The enforcement actions often involved highly complex financial products and transactions. They also dealt with market practices, including those related to the 2007 to 2008 financial crisis, according to information released by the SEC. Insider trading also led to numerous actions.
In fact, more enforcement actions were instigated in fiscal year 2011 than ever before in a single year in SEC history. The FY 2011 actions resulted in orders for a total exceeding $2.8 billion in penalties and disgorgement.
Record 146 Enforcement Actions
The SEC increased the number of enforcement actions related to investment advisers and broker-dealers. The agency filed a total of 146 enforcement actions related to investment advisers and investment companies in FY 2011, a single-year record and a 30 percent increase over FY 2010.
Regarding broker-dealers, the SEC brought 112 enforcement actions against them, a 60 percent increase over FY 2010.
Two Charles Schwab-related entities were charged for making misleading statements to investors regarding a mutual fund heavily invested in mortgage-backed and other risky securities. Two executive were also charged in the action. The Schwab entities paid more than $118 million to settle the charges.
An action was brought against AXA Rosenberg Group LLC and its founder for concealing a significant error in the computer code of the quantitative investment model that they used to manage client assets, resulting in a $217 million payment from AXA to cover investor losses and a $25 million penalty.
In addition, Merrill Lynch was charged for misusing customer order information to place proprietary trades for the firm, as well as charging undisclosed trading fees to customers.
Fifteen separate actions related to the financial crisis were filed by the SEC in FY 2011. These cases named 17 individuals, including 16 chief executive officers (CEOs), chief financial officers (CFOs) and other senior corporate officers involving in wrongdoing.
The cases included an enforcement action against J.P. Morgan for misleading investors as to a collateralized debt obligation (CDO) as the housing market deteriorated, and actions against Wachovia Capital Markets for misconduct in the sale of two CDOs tied to the performance of residential mortgage-backed securities. An action against Stifel, Nicolaus & Co. and RBC Capital Markets involved the sale of unsuitable CDO investments to five Wisconsin school districts
Six executives at Brooke Corp., and three executives at mortgage lender IndyMac Bancorp were charged by the SEC with misleading investors about the worsening financial conditions at their companies.
In addition, Morgan Keegan & Co. paid $200 million this year to settle fraud charges brought in FY 2010 after the company allegedly placed false values on subprime mortgage securities.
Altogether, during the last two and a half years the SEC has filed 36 actions stemming from the financial crisis against 81 defendants. Nearly half of these defendants were senior corporate executives, CEOs and CFOs.
Cases Total Almost $2 Billion
The cases resulted in roughly $1.97 billion ordered in disgorgement, penalties, and other monetary relief. As well as those noted above, cases related to the financial crisis included enforcement actions against Goldman Sachs and Citigroup, as well as against senior executives from mortgage lenders Countrywide Financial, New Century and American Home Mortgage.

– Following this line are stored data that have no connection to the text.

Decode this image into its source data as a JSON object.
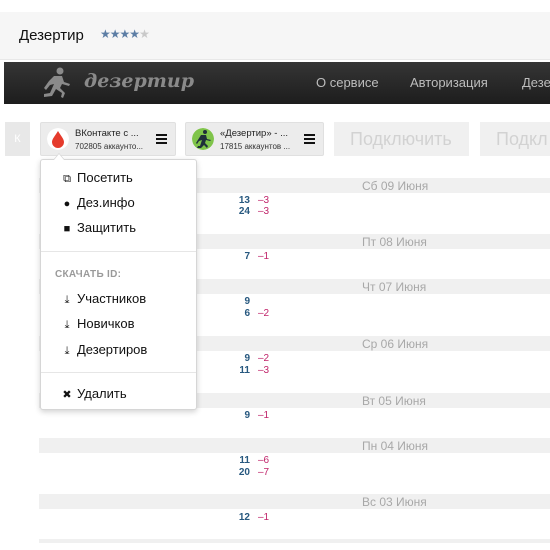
{
  "app": {
    "title": "Дезертир",
    "rating": 4,
    "rating_max": 5
  },
  "navbar": {
    "logo_text": "дезертир",
    "links": [
      "О сервисе",
      "Авторизация",
      "Дезе"
    ]
  },
  "accounts": [
    {
      "name": "ВКонтакте с ...",
      "count": "702805 аккаунто...",
      "icon": "vk-drop-avatar"
    },
    {
      "name": "«Дезертир» - ...",
      "count": "17815 аккаунтов ...",
      "icon": "dezertir-runner-avatar"
    }
  ],
  "connect_buttons": [
    "Подключить",
    "Подкл"
  ],
  "left_arrow": "К",
  "days": [
    {
      "label": "Сб 09 Июня",
      "stats": [
        {
          "a": "13",
          "b": "–3"
        },
        {
          "a": "24",
          "b": "–3"
        }
      ]
    },
    {
      "label": "Пт 08 Июня",
      "stats": [
        {
          "a": "7",
          "b": "–1"
        }
      ]
    },
    {
      "label": "Чт 07 Июня",
      "stats": [
        {
          "a": "9",
          "b": ""
        },
        {
          "a": "6",
          "b": "–2"
        }
      ]
    },
    {
      "label": "Ср 06 Июня",
      "stats": [
        {
          "a": "9",
          "b": "–2"
        },
        {
          "a": "11",
          "b": "–3"
        }
      ]
    },
    {
      "label": "Вт 05 Июня",
      "stats": [
        {
          "a": "9",
          "b": "–1"
        }
      ]
    },
    {
      "label": "Пн 04 Июня",
      "stats": [
        {
          "a": "11",
          "b": "–6"
        },
        {
          "a": "20",
          "b": "–7"
        }
      ]
    },
    {
      "label": "Вс 03 Июня",
      "stats": [
        {
          "a": "12",
          "b": "–1"
        }
      ]
    }
  ],
  "menu": {
    "visit": "Посетить",
    "info": "Дез.инфо",
    "protect": "Защитить",
    "download_header": "СКАЧАТЬ ID:",
    "members": "Участников",
    "newbies": "Новичков",
    "deserters": "Дезертиров",
    "delete": "Удалить"
  }
}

Insider trading cases also increased in FY 2011. The SEC filed 57 enforcement actions in the fiscal year, a roughly 8 percent increase over the previous fiscal year. Among those charged in the past fiscal year were Barai Capital Management, a New York hedge fund, and four hedge fund portfolio managers and analysts who illegally traded on confidential information obtained from employees of technology companies. The illegal trading led to gains of more than $30 million based on nonpublic information about such companies as AMD, Seagate Technology, Western Digital, Fairchild Semiconductor, and Marvell.
Other insider trading cases included actions against a former manager director of the NASDAQ, a former Major League Baseball player, and a chemist with the Food and Drug Administration.
The SEC also brought insider trading charges against a Goldman Sachs employee and his father for trading on confidential information learned as he worked on Goldman’s exchange-traded funds desk.
Also, a member of the board of Mariner Energy Inc., an oil and gas company, was charged for trading on confidential information about its impending takeover. The board member’s son was also charged
The enormous Galleon Management case also took place in FY 2011. The SEC obtained judgments in 18 actions arising out of its investigation Raj Rajaratnam, the founder and manager of the hedge fund. Rajaratnam was recently convicted of multiple counts of insider trading, and the SEC levied a record penalty of $92.8 million against him in its civil action for widespread insider trading. The SEC also assisted the U.S. Attorney’s Office for the Southern District of New York in its successful criminal prosecution of Rajaratnam.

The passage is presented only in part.